COE price prediction. Not financial advice!

Here's what our model thinks each category will land at. Take a punt yourself and see who gets closer when results land.

A simple model + a bit of guessing. Not financial advice.

Take your guess
Top makes · March 2026 See all makes →
Common questions

Frequently asked

How long is a COE valid?

Ten years from the date of vehicle registration. After that, you can either de-register the vehicle or pay the Prevailing Quota Premium to extend the COE for another five or ten years.

Can I renew my COE after ten years?

Yes. At the end of the ten-year term you can pay the Prevailing Quota Premium (PQP) to extend the COE for either five or ten more years. The PQP is the moving three-month average of the relevant category's premiums. Renewing for five years is final, the vehicle cannot be renewed again. Renewing for ten years is renewable.

Why are COE prices so high?

The headline reason is supply: the quota for new COEs is tied to how many vehicles were de-registered in the prior year, and Singapore's population of older cars has been low for years. Demand is structural: Singapore is small, dense, and relatively wealthy. When supply tightens at the same time as demand stays firm, premiums climb. Two policy changes have eased the squeeze recently: the May 2022 EV reclassification from Cat A to Cat B, and the Feb 2025 quota injection of roughly 20,000 extra COEs over five years.

What does PQP mean?

Prevailing Quota Premium. It is the price you pay to renew an expiring COE for another five or ten years. PQP is calculated as the moving average of the previous three months of premiums in your vehicle's COE category, so it lags the live bidding numbers but tracks them closely.

When are COE bidding exercises held?

Twice a month, almost always in the first and third weeks. Each exercise opens on a Monday morning and closes on the following Wednesday afternoon at 4 pm Singapore time.

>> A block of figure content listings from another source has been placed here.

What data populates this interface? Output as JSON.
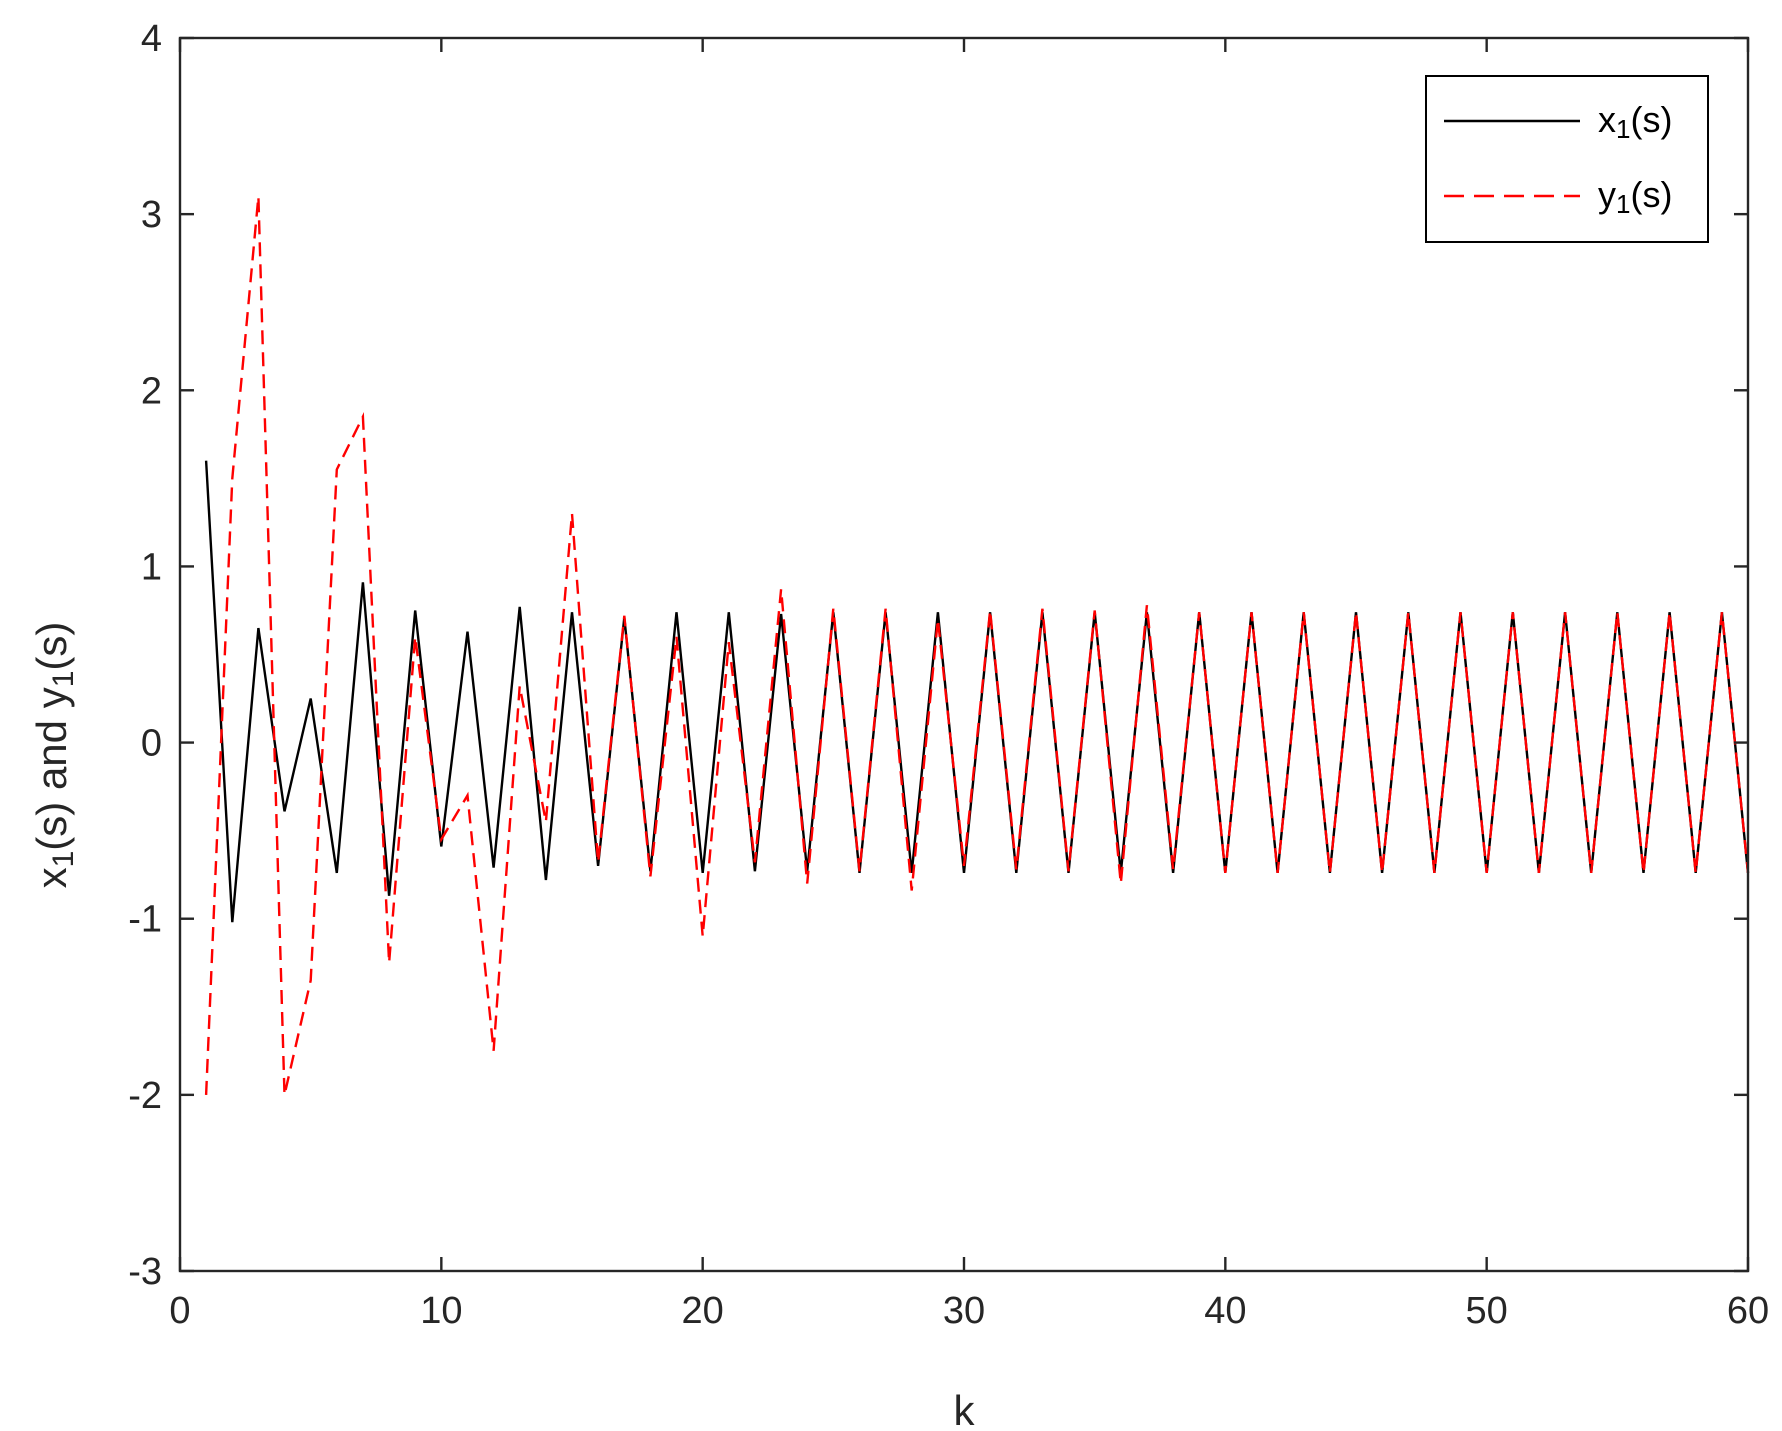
{
  "chart_data": {
    "type": "line",
    "xlabel": "k",
    "ylabel": {
      "base": "x",
      "sub": "1",
      "mid": "(s) and y",
      "sub2": "1",
      "end": "(s)"
    },
    "xlim": [
      0,
      60
    ],
    "ylim": [
      -3,
      4
    ],
    "xticks": [
      0,
      10,
      20,
      30,
      40,
      50,
      60
    ],
    "yticks": [
      -3,
      -2,
      -1,
      0,
      1,
      2,
      3,
      4
    ],
    "grid": false,
    "legend_position": "top-right",
    "x": [
      1,
      2,
      3,
      4,
      5,
      6,
      7,
      8,
      9,
      10,
      11,
      12,
      13,
      14,
      15,
      16,
      17,
      18,
      19,
      20,
      21,
      22,
      23,
      24,
      25,
      26,
      27,
      28,
      29,
      30,
      31,
      32,
      33,
      34,
      35,
      36,
      37,
      38,
      39,
      40,
      41,
      42,
      43,
      44,
      45,
      46,
      47,
      48,
      49,
      50,
      51,
      52,
      53,
      54,
      55,
      56,
      57,
      58,
      59,
      60
    ],
    "series": [
      {
        "name": {
          "base": "x",
          "sub": "1",
          "end": "(s)"
        },
        "color": "#000000",
        "style": "solid",
        "values": [
          1.6,
          -1.02,
          0.65,
          -0.39,
          0.25,
          -0.74,
          0.91,
          -0.87,
          0.75,
          -0.59,
          0.63,
          -0.71,
          0.77,
          -0.78,
          0.74,
          -0.7,
          0.71,
          -0.73,
          0.74,
          -0.74,
          0.74,
          -0.73,
          0.73,
          -0.73,
          0.74,
          -0.74,
          0.74,
          -0.74,
          0.74,
          -0.74,
          0.74,
          -0.74,
          0.74,
          -0.74,
          0.74,
          -0.74,
          0.74,
          -0.74,
          0.74,
          -0.74,
          0.74,
          -0.74,
          0.74,
          -0.74,
          0.74,
          -0.74,
          0.74,
          -0.74,
          0.74,
          -0.74,
          0.74,
          -0.74,
          0.74,
          -0.74,
          0.74,
          -0.74,
          0.74,
          -0.74,
          0.74,
          -0.74
        ]
      },
      {
        "name": {
          "base": "y",
          "sub": "1",
          "end": "(s)"
        },
        "color": "#ff0000",
        "style": "dashed",
        "values": [
          -2.0,
          1.5,
          3.1,
          -2.0,
          -1.35,
          1.55,
          1.85,
          -1.25,
          0.6,
          -0.55,
          -0.3,
          -1.75,
          0.32,
          -0.45,
          1.3,
          -0.68,
          0.72,
          -0.76,
          0.6,
          -1.1,
          0.57,
          -0.68,
          0.87,
          -0.8,
          0.76,
          -0.73,
          0.76,
          -0.84,
          0.7,
          -0.7,
          0.75,
          -0.72,
          0.76,
          -0.73,
          0.75,
          -0.8,
          0.78,
          -0.72,
          0.74,
          -0.74,
          0.74,
          -0.74,
          0.74,
          -0.74,
          0.74,
          -0.74,
          0.74,
          -0.74,
          0.74,
          -0.74,
          0.74,
          -0.74,
          0.74,
          -0.74,
          0.74,
          -0.74,
          0.74,
          -0.74,
          0.74,
          -0.74
        ]
      }
    ]
  }
}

LTA publishes the schedule for each half year in advance.

How is the COE premium calculated?

Bidders submit sealed bids during the open bidding window. When bidding closes, all successful bidders pay the same premium: the lowest bid that still secured a COE. So if the quota is 1,000 and the 1,000th-highest bid was S$95,000, every winning bidder pays S$95,000 regardless of what they actually bid. That uniform-price design is meant to discourage strategic over-bidding.

What's the difference between Cat A and Cat B?

Cat A is for cars up to 1,600cc and 130bhp. Cat B is for cars above either threshold, plus electric cars whose rated power output exceeds 110kW. In practice, mass-market petrol and small hybrid models compete in Cat A, while large luxury cars and most modern EVs compete in Cat B.

Why did electric cars move from Cat A to Cat B?

From May 2022, EVs are classified by their rated motor power output rather than engine displacement. The threshold is 110kW: anything above that goes into Cat B, anything at or below stays in Cat A. Most modern EVs comfortably exceed 110kW, so the bulk of new EV registrations now sit in Cat B. The change moved EVs out of competition with small petrol cars and into the same pool as the larger combustion models they typically replace.